A particle of mass m and charge (−q) enters the region between the two charged plates initially moving along x-axis with speed vx (like particle 1 in Fig. 1.33).
A particle of mass $m$ and charge $(-q)$ enters the region between the two charged plates initially moving along $x$-axis with speed $v x$ (like particle 1 in Fig. 1.33). The length of plate is $L$ and an uniform electric field $E$ is maintained between the plates. Show that the vertical deflection of the particle at the far edge of the plate is $q E L^{2} /\left(2 m v_{x}^{2}\right)$.
Compare this motion with motion of a projectile in gravitational field discussed in Section $4.10$ of Class $X I$ Textbook of Physics.

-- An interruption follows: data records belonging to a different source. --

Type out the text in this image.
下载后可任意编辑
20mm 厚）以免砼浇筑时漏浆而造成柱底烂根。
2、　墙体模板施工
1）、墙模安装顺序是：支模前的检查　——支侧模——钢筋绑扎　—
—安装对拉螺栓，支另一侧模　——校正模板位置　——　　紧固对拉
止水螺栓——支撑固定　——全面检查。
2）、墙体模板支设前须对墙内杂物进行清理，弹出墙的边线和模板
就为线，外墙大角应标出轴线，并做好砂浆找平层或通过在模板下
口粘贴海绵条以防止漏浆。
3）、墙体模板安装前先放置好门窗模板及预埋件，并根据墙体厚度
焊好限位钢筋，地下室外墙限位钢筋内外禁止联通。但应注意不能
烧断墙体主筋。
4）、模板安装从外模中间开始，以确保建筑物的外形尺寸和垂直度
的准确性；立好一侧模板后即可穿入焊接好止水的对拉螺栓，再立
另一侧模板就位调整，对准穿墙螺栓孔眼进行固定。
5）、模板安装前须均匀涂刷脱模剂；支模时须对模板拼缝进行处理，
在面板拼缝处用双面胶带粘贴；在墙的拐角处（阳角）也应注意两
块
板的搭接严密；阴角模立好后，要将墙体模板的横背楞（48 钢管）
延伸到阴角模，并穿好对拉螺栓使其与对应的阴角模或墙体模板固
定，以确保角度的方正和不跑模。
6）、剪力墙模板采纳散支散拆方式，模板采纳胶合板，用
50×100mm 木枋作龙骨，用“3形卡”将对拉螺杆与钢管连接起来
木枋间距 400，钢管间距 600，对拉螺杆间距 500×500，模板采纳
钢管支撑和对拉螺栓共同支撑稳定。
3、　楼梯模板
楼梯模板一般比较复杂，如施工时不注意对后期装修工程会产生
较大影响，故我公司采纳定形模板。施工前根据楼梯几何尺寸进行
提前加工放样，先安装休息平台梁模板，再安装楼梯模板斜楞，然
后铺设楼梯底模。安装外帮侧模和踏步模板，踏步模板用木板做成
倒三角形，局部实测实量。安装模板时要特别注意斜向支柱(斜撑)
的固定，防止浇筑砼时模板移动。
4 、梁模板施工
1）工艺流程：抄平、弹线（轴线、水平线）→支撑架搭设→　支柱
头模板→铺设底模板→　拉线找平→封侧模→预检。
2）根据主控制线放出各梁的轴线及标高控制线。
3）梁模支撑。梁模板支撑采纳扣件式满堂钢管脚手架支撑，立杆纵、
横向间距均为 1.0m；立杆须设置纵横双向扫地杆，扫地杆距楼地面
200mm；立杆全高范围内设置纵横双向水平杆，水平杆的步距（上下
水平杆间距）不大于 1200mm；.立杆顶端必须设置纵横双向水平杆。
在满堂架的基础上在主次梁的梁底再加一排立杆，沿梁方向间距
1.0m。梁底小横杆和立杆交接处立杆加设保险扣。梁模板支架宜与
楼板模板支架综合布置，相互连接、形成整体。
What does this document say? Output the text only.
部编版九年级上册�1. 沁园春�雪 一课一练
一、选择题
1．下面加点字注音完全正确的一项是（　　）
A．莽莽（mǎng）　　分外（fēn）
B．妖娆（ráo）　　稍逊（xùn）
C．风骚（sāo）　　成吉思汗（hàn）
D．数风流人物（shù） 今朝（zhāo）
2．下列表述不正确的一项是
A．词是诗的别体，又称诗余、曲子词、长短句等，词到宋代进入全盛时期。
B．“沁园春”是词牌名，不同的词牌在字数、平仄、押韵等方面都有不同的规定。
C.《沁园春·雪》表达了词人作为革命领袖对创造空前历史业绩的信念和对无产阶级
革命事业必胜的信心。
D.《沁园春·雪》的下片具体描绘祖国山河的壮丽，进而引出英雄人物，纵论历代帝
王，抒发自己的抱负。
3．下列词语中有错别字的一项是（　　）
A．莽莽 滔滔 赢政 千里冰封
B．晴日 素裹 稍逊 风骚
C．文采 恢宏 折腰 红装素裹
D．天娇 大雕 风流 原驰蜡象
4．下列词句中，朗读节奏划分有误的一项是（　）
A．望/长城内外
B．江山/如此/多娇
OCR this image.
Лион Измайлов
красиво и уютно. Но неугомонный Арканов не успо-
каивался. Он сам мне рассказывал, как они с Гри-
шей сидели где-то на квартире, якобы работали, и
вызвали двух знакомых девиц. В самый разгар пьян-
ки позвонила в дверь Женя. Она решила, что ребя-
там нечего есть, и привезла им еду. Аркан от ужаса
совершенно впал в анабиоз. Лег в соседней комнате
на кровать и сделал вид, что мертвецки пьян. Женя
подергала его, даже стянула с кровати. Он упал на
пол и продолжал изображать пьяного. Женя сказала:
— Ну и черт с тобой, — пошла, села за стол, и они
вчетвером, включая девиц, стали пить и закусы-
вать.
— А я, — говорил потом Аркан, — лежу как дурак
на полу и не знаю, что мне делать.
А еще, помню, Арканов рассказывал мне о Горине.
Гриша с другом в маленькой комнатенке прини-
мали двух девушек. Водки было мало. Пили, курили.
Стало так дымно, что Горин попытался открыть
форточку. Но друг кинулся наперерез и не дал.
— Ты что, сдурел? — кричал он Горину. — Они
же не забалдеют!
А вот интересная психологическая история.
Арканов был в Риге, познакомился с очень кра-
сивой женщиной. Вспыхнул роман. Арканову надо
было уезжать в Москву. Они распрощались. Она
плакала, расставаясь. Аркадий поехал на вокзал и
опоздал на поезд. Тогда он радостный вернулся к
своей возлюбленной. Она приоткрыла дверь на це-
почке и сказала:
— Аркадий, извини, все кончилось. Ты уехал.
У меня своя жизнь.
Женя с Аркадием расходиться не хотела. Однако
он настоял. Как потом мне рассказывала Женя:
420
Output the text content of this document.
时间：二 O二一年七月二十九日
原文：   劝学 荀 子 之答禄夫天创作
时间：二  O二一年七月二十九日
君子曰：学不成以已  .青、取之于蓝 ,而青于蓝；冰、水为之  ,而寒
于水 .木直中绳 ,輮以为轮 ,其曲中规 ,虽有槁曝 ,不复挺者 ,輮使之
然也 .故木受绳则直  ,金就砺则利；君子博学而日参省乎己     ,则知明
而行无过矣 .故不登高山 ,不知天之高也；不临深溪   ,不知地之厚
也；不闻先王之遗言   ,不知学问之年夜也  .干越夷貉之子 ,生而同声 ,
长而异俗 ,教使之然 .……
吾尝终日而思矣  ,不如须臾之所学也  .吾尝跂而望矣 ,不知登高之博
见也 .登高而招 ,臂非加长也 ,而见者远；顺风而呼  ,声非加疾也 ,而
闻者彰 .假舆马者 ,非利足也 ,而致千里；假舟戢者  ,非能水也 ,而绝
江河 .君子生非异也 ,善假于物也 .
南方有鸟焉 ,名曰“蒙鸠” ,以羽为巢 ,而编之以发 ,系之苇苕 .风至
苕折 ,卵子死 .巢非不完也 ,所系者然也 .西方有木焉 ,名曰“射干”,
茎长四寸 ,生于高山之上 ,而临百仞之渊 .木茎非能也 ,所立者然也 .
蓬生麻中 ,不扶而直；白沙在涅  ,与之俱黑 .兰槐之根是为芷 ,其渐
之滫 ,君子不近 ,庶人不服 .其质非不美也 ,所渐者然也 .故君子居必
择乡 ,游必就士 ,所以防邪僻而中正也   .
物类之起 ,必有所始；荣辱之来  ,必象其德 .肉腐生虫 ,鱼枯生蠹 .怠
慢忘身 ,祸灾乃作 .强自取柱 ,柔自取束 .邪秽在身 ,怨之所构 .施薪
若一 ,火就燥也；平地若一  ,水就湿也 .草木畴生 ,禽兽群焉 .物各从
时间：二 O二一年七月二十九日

Charge on a particle of mass m = − q
Velocity of the particle = vx
Length of the plates = L
Magnitude of the uniform electric field between the plates = E
Mechanical force, F = Mass (m) × Acceleration (a)
$a=\frac{F}{m}$
However, electric force, $F=q E$
Therefore, acceleration, $a=\frac{q E}{m}$ ...(1)
Time taken by the particle to cross the field of length L is given by,
$t=\frac{\text { Length of the plate }}{\text { Velocity of the particle }}=\frac{L}{v_{x}}$ ...(2)
In the vertical direction, initial velocity, u = 0
According to the third equation of motion, vertical deflection s of the particle can be obtained as,
$s=u t+\frac{1}{2} a t^{2}$
$s=0+\frac{1}{2}\left(\frac{q E}{m}\right)\left(\frac{L}{v_{x}}\right)^{2}$
$s=\frac{q E L^{2}}{2 m V_{x}^{2}}$ ...(3)
Hence, vertical deflection of the particle at the far edge of the plate is
$q E L^{2} /\left(2 m v_{x}^{2}\right)$. This is similar to the motion of horizontal projectiles under gravity.